The Diet will convene an extraordinary session Friday to decide whether to extend the antiterrorism law by two years, but this may not go off without a hitch: Lawmakers appear to have already shifted their attention away from this issue to the House of Representatives election expected for November.

Extending the law, which allows the Self-Defense Forces to provide logistic support for U.S. antiterrorism operations in and around Afghanistan, is the main reason for the 36-day extraordinary session because it must be done before Nov. 1, when the law is set to expire.

Once the bill is approved by the Diet, Prime Minister Junichiro Koizumi will be free to dissolve the Lower House, a move he hinted would take place Oct. 10, and hold the election possibly on Nov. 9.

Adding momentum to the election mood are opinion polls published earlier this week by the nation’s major newspapers showing a surge in support for Koizumi’s newly formed Cabinet to the 60 percent range, a good portent for his Liberal Democratic Party.

If the prime minister misses this opportunity to call an election, he would have to wait until next summer to dissolve the lower chamber, because Diet deliberations on the fiscal 2004 budget are expected to take place in the first few months of next year, according to legislative sources.

The Democratic Party of Japan also sees benefits in a November election, DPJ sources said, pointing to the current surge in the largest opposition party’s public support level due to its merger with the Liberal Party.

“At this moment, there is no Lower House member who wants to delay the timing of the election. We want to get it over with as soon as possible,” a DPJ lawmaker said on condition of anonymity.

The July announcement of the two opposition parties’ plan to merge put the previously languishing voter support rate for the DPJ above 10 percent.

The merger accord was signed Wednesday, and the DPJ plans to hold a convention Oct. 5 to maintain its momentum and push ahead with its effort to take on the ruling coalition.

“We’d like to terminate the Koizumi Cabinet as soon as possible,” DPJ President Naoto Kan said when asked during a recent TV interview if he welcomes an early election. “Of course, we’ll squarely accept such a challenge (by the prime minister).”

But a smooth extension of the antiterrorism mandate during the Diet session may not be so easy, given the extremely tight political schedule and the opposition camp’s plan to contest the legislation ahead of the election, by capitalizing on mounting public criticism over Koizumi’s unconditional support for U.S.-led military operations.

To win Diet approval, the ruling camp aims to get the bill passed by the Lower House by Oct. 3 and by the Upper House by Oct. 10, according to the Diet sources.

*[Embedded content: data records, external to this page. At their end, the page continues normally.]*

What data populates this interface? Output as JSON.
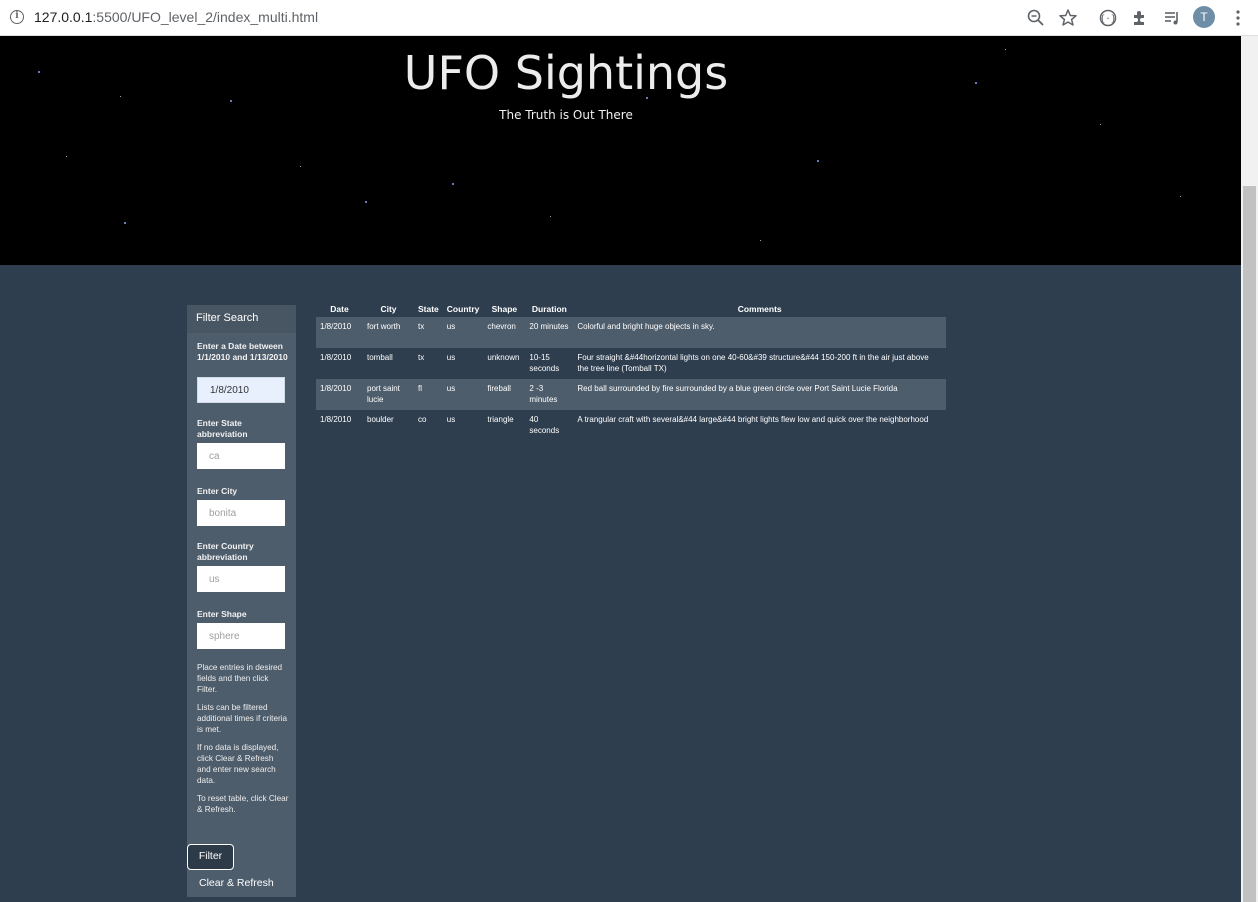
{
  "browser": {
    "url_host": "127.0.0.1",
    "url_path": ":5500/UFO_level_2/index_multi.html",
    "profile_initial": "T"
  },
  "hero": {
    "title": "UFO Sightings",
    "subtitle": "The Truth is Out There"
  },
  "filter": {
    "heading": "Filter Search",
    "date_label": "Enter a Date between 1/1/2010 and 1/13/2010",
    "date_value": "1/8/2010",
    "state_label": "Enter State abbreviation",
    "state_placeholder": "ca",
    "city_label": "Enter City",
    "city_placeholder": "bonita",
    "country_label": "Enter Country abbreviation",
    "country_placeholder": "us",
    "shape_label": "Enter Shape",
    "shape_placeholder": "sphere",
    "notes": [
      "Place entries in desired fields and then click Filter.",
      "Lists can be filtered additional times if criteria is met.",
      "If no data is displayed, click Clear & Refresh and enter new search data.",
      "To reset table, click Clear & Refresh."
    ],
    "filter_button": "Filter",
    "clear_button": "Clear & Refresh"
  },
  "table": {
    "headers": [
      "Date",
      "City",
      "State",
      "Country",
      "Shape",
      "Duration",
      "Comments"
    ],
    "rows": [
      [
        "1/8/2010",
        "fort worth",
        "tx",
        "us",
        "chevron",
        "20 minutes",
        "Colorful and bright huge objects in sky."
      ],
      [
        "1/8/2010",
        "tomball",
        "tx",
        "us",
        "unknown",
        "10-15 seconds",
        "Four straight &#44horizontal lights on one 40-60&#39 structure&#44 150-200 ft in the air just above the tree line (Tomball TX)"
      ],
      [
        "1/8/2010",
        "port saint lucie",
        "fl",
        "us",
        "fireball",
        "2 -3 minutes",
        "Red ball surrounded by fire surrounded by a blue green circle over Port Saint Lucie Florida"
      ],
      [
        "1/8/2010",
        "boulder",
        "co",
        "us",
        "triangle",
        "40 seconds",
        "A trangular craft with several&#44 large&#44 bright lights flew low and quick over the neighborhood"
      ]
    ]
  }
}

“The schedule is rather tight,” LDP Diet affairs chief Hidenao Nakagawa admitted.

The ruling camp has reportedly discussed the timing for the Lower House dissolution, taking into consideration by-elections for the chamber Oct. 26 and the start of the official campaign period for them Oct. 14.

If the Lower House is dissolved, by-election campaigns already under way will have to be canceled, causing great turmoil for candidates and voters.

It would also waste billions of yen in taxpayer money that was spent on official preparations for the by-elections, the sources said.

“It’s theoretically possible (to dissolve the Lower House after the start of by-election campaigning), and there are no legal problems involved,” a senior LDP executive said. “But it’s not desirable.”

Hoping to block the bill, the opposition parties are meanwhile bracing for a Diet showdown. They have called for sufficient deliberation time on the bill, special budget committee sessions and one-on-one debates between opposition party leaders and Koizumi.

Such requests could stall the session if either side refuses to compromise and put both camps on a collision course, effectively pushing the election date past Nov. 9.

LDP Secretary General Shinzo Abe recently pointed out that the prime minister has the right to dissolve the Lower House even if he fails to do so before the start of the by-election campaigns.

“I don’t think it (the timing of the by-elections) would limit the prime minister’s right to dissolve the Lower House,” Abe said, adding that the final decision will be up to Koizumi.